Soucieux d’améliorer le fonctionnement de ses processus RH, ORANGE publie « les 9 incontournables de l’Entretien Individuel (d’évaluation)» : Dialogue, limitation des objectifs individuels (4 pour les objectifs quantitatifs, deux pour les qualitatifs), prise en compte des compétences, de la formation, etc…
Tout y est.
Mais rien ne va plus : l’enfer est pavé de bonnes intentions.
Explications avec un exemple vécu (les noms et services ont été changés) :
Jacques et Jean travaillent en support back ground dans un service marketing.
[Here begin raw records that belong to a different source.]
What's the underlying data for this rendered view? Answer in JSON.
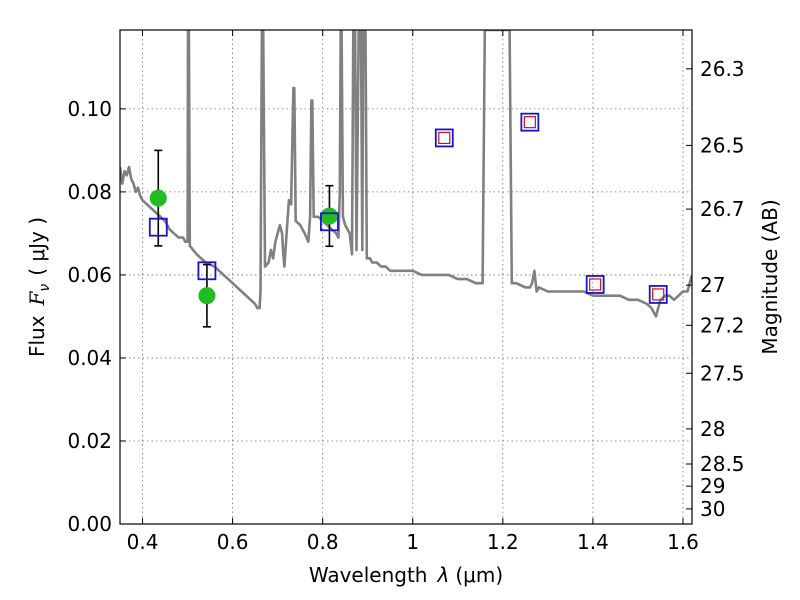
{
  "chart_data": {
    "type": "scatter",
    "xlabel_text": "Wavelength",
    "xlabel_symbol": "λ",
    "xlabel_unit": "(μm)",
    "ylabel_text": "Flux",
    "ylabel_symbol": "F",
    "ylabel_sub": "ν",
    "ylabel_unit": "( μJy )",
    "y2label": "Magnitude (AB)",
    "xlim": [
      0.35,
      1.62
    ],
    "ylim": [
      0.0,
      0.119
    ],
    "grid": true,
    "x_ticks": [
      {
        "value": 0.4,
        "label": "0.4"
      },
      {
        "value": 0.6,
        "label": "0.6"
      },
      {
        "value": 0.8,
        "label": "0.8"
      },
      {
        "value": 1.0,
        "label": "1"
      },
      {
        "value": 1.2,
        "label": "1.2"
      },
      {
        "value": 1.4,
        "label": "1.4"
      },
      {
        "value": 1.6,
        "label": "1.6"
      }
    ],
    "y_ticks": [
      {
        "value": 0.0,
        "label": "0.00"
      },
      {
        "value": 0.02,
        "label": "0.02"
      },
      {
        "value": 0.04,
        "label": "0.04"
      },
      {
        "value": 0.06,
        "label": "0.06"
      },
      {
        "value": 0.08,
        "label": "0.08"
      },
      {
        "value": 0.1,
        "label": "0.10"
      }
    ],
    "y2_ticks": [
      {
        "value": 26.3,
        "label": "26.3"
      },
      {
        "value": 26.5,
        "label": "26.5"
      },
      {
        "value": 26.7,
        "label": "26.7"
      },
      {
        "value": 27.0,
        "label": "27"
      },
      {
        "value": 27.2,
        "label": "27.2"
      },
      {
        "value": 27.5,
        "label": "27.5"
      },
      {
        "value": 28.0,
        "label": "28"
      },
      {
        "value": 28.5,
        "label": "28.5"
      },
      {
        "value": 29.0,
        "label": "29"
      },
      {
        "value": 30.0,
        "label": "30"
      }
    ],
    "series": [
      {
        "kind": "line",
        "color": "#808080",
        "points": [
          [
            0.35,
            0.086
          ],
          [
            0.355,
            0.082
          ],
          [
            0.36,
            0.085
          ],
          [
            0.365,
            0.084
          ],
          [
            0.37,
            0.086
          ],
          [
            0.375,
            0.083
          ],
          [
            0.38,
            0.082
          ],
          [
            0.385,
            0.08
          ],
          [
            0.39,
            0.081
          ],
          [
            0.395,
            0.079
          ],
          [
            0.4,
            0.078
          ],
          [
            0.41,
            0.077
          ],
          [
            0.42,
            0.076
          ],
          [
            0.43,
            0.075
          ],
          [
            0.44,
            0.074
          ],
          [
            0.45,
            0.073
          ],
          [
            0.46,
            0.071
          ],
          [
            0.47,
            0.07
          ],
          [
            0.48,
            0.069
          ],
          [
            0.49,
            0.069
          ],
          [
            0.495,
            0.068
          ],
          [
            0.5,
            0.068
          ],
          [
            0.501,
            0.119
          ],
          [
            0.503,
            0.119
          ],
          [
            0.505,
            0.067
          ],
          [
            0.52,
            0.065
          ],
          [
            0.54,
            0.063
          ],
          [
            0.56,
            0.062
          ],
          [
            0.58,
            0.06
          ],
          [
            0.6,
            0.058
          ],
          [
            0.62,
            0.056
          ],
          [
            0.64,
            0.054
          ],
          [
            0.65,
            0.053
          ],
          [
            0.655,
            0.052
          ],
          [
            0.66,
            0.052
          ],
          [
            0.662,
            0.056
          ],
          [
            0.665,
            0.119
          ],
          [
            0.668,
            0.119
          ],
          [
            0.672,
            0.062
          ],
          [
            0.68,
            0.063
          ],
          [
            0.685,
            0.066
          ],
          [
            0.69,
            0.064
          ],
          [
            0.695,
            0.068
          ],
          [
            0.7,
            0.07
          ],
          [
            0.705,
            0.072
          ],
          [
            0.71,
            0.07
          ],
          [
            0.712,
            0.066
          ],
          [
            0.715,
            0.062
          ],
          [
            0.72,
            0.07
          ],
          [
            0.725,
            0.078
          ],
          [
            0.73,
            0.077
          ],
          [
            0.735,
            0.105
          ],
          [
            0.737,
            0.105
          ],
          [
            0.74,
            0.073
          ],
          [
            0.75,
            0.072
          ],
          [
            0.76,
            0.07
          ],
          [
            0.768,
            0.068
          ],
          [
            0.772,
            0.074
          ],
          [
            0.775,
            0.102
          ],
          [
            0.777,
            0.102
          ],
          [
            0.78,
            0.074
          ],
          [
            0.79,
            0.074
          ],
          [
            0.8,
            0.073
          ],
          [
            0.81,
            0.072
          ],
          [
            0.82,
            0.071
          ],
          [
            0.83,
            0.07
          ],
          [
            0.835,
            0.069
          ],
          [
            0.838,
            0.08
          ],
          [
            0.84,
            0.119
          ],
          [
            0.842,
            0.119
          ],
          [
            0.845,
            0.074
          ],
          [
            0.85,
            0.072
          ],
          [
            0.86,
            0.07
          ],
          [
            0.865,
            0.065
          ],
          [
            0.868,
            0.119
          ],
          [
            0.872,
            0.119
          ],
          [
            0.875,
            0.066
          ],
          [
            0.88,
            0.119
          ],
          [
            0.885,
            0.119
          ],
          [
            0.888,
            0.066
          ],
          [
            0.89,
            0.119
          ],
          [
            0.895,
            0.119
          ],
          [
            0.898,
            0.064
          ],
          [
            0.905,
            0.064
          ],
          [
            0.91,
            0.063
          ],
          [
            0.92,
            0.063
          ],
          [
            0.93,
            0.062
          ],
          [
            0.94,
            0.062
          ],
          [
            0.95,
            0.061
          ],
          [
            0.96,
            0.061
          ],
          [
            0.97,
            0.061
          ],
          [
            0.98,
            0.061
          ],
          [
            1.0,
            0.061
          ],
          [
            1.02,
            0.06
          ],
          [
            1.04,
            0.06
          ],
          [
            1.06,
            0.06
          ],
          [
            1.08,
            0.06
          ],
          [
            1.1,
            0.059
          ],
          [
            1.12,
            0.059
          ],
          [
            1.14,
            0.058
          ],
          [
            1.155,
            0.058
          ],
          [
            1.16,
            0.119
          ],
          [
            1.215,
            0.119
          ],
          [
            1.22,
            0.058
          ],
          [
            1.23,
            0.058
          ],
          [
            1.25,
            0.057
          ],
          [
            1.26,
            0.057
          ],
          [
            1.265,
            0.058
          ],
          [
            1.27,
            0.061
          ],
          [
            1.275,
            0.056
          ],
          [
            1.28,
            0.057
          ],
          [
            1.3,
            0.056
          ],
          [
            1.32,
            0.056
          ],
          [
            1.34,
            0.056
          ],
          [
            1.36,
            0.056
          ],
          [
            1.38,
            0.056
          ],
          [
            1.4,
            0.055
          ],
          [
            1.42,
            0.055
          ],
          [
            1.44,
            0.055
          ],
          [
            1.46,
            0.055
          ],
          [
            1.48,
            0.054
          ],
          [
            1.5,
            0.054
          ],
          [
            1.52,
            0.053
          ],
          [
            1.53,
            0.052
          ],
          [
            1.535,
            0.051
          ],
          [
            1.54,
            0.05
          ],
          [
            1.545,
            0.052
          ],
          [
            1.55,
            0.054
          ],
          [
            1.56,
            0.055
          ],
          [
            1.57,
            0.055
          ],
          [
            1.58,
            0.054
          ],
          [
            1.59,
            0.055
          ],
          [
            1.6,
            0.056
          ],
          [
            1.61,
            0.056
          ],
          [
            1.615,
            0.058
          ],
          [
            1.62,
            0.06
          ]
        ]
      },
      {
        "kind": "points",
        "marker": "circle",
        "color": "#22bb22",
        "points": [
          {
            "x": 0.435,
            "y": 0.0785,
            "yerr": 0.0115
          },
          {
            "x": 0.543,
            "y": 0.055,
            "yerr": 0.0075
          },
          {
            "x": 0.815,
            "y": 0.0742,
            "yerr": 0.0073
          }
        ]
      },
      {
        "kind": "points",
        "marker": "square-open",
        "color": "#1515d0",
        "points": [
          {
            "x": 0.435,
            "y": 0.0715
          },
          {
            "x": 0.543,
            "y": 0.061
          },
          {
            "x": 0.815,
            "y": 0.0728
          },
          {
            "x": 1.07,
            "y": 0.093
          },
          {
            "x": 1.26,
            "y": 0.0968
          },
          {
            "x": 1.405,
            "y": 0.0577
          },
          {
            "x": 1.545,
            "y": 0.0553
          }
        ]
      },
      {
        "kind": "points",
        "marker": "square-small-open",
        "color": "#cc1111",
        "points": [
          {
            "x": 1.07,
            "y": 0.093
          },
          {
            "x": 1.26,
            "y": 0.0968
          },
          {
            "x": 1.405,
            "y": 0.0577
          },
          {
            "x": 1.545,
            "y": 0.0553
          }
        ]
      }
    ]
  }
}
Ils doivent résoudre les PB de relation et de mise au point que leurs donneurs d’ordre (les collègues en front office) peuvent rencontrer. Sans leur travail, le service ne peut fonctionner.
Jacques part en congé prolongé pour 1 an. Ses chefs demandent à Jean de prendre la charge de travail de Jacques « à titre provisoire, pour trois mois ». Jean accepte. Au bout de trois mois. Jean réclame de l’aide. Silence managérial. Au bout de 6 mois, Jean épuisé par la surcharge de travail rue dans les brancards et refuse les demandes de ses collègues qu’il n’arrive plus à traiter.
Il est convoqué par son DRH et son directeur qui refusent d’entendre ses réclamations et lui déclarent, non sans cynisme, qu’au vu de son comportement et de la non atteinte de ces (nouveaux) objectifs, il sera sanctionné pour mauvais esprit (d’équipe) et son travail sera noté insuffisant dans son entretien individuel.
Pendant ce temps, ses managers : ont économisé le coût d’un poste de travail plus le montant des primes, qu’ils n’alloueront ni à l’un ni à l’autre, ils ont prévu que Jean, dégoûté, quittera le service, et ils pourront rejouer la même farce à Jacques à son retour pour au final en tirer les mêmes bénéfices.
Pourquoi les « 9 incontournables » ne peuvent pas supprimer de telles dérives, qui sont loin d’être des cas particuliers et qui ne sont pas spécifiques à ORANGE ? Parce que le principe de l’Entretien Individuel d’Evaluation laisse libre cours à l’arbitraire :
Il ne permet pas au travailleur de faire reconnaître son travail réel face au travail prescrit, car le donneur d’ordre est en même temps son propre recours et décide seul de la « note », c’est à dire de la reconnaissance finale. « Quoniam nominor leo« .
C’est d’ailleurs ce que ORANGE rappelle elle même à ses managers : ils peuvent valider seuls en dernier recours l’entretien de leurs salariés. Et s’assurer ainsi à peu de frais la tenue des objectifs du nouveau contrat social !
Dans ces conditions l’évaluation du personnel reste un moment à risque pour la santé des travailleurs.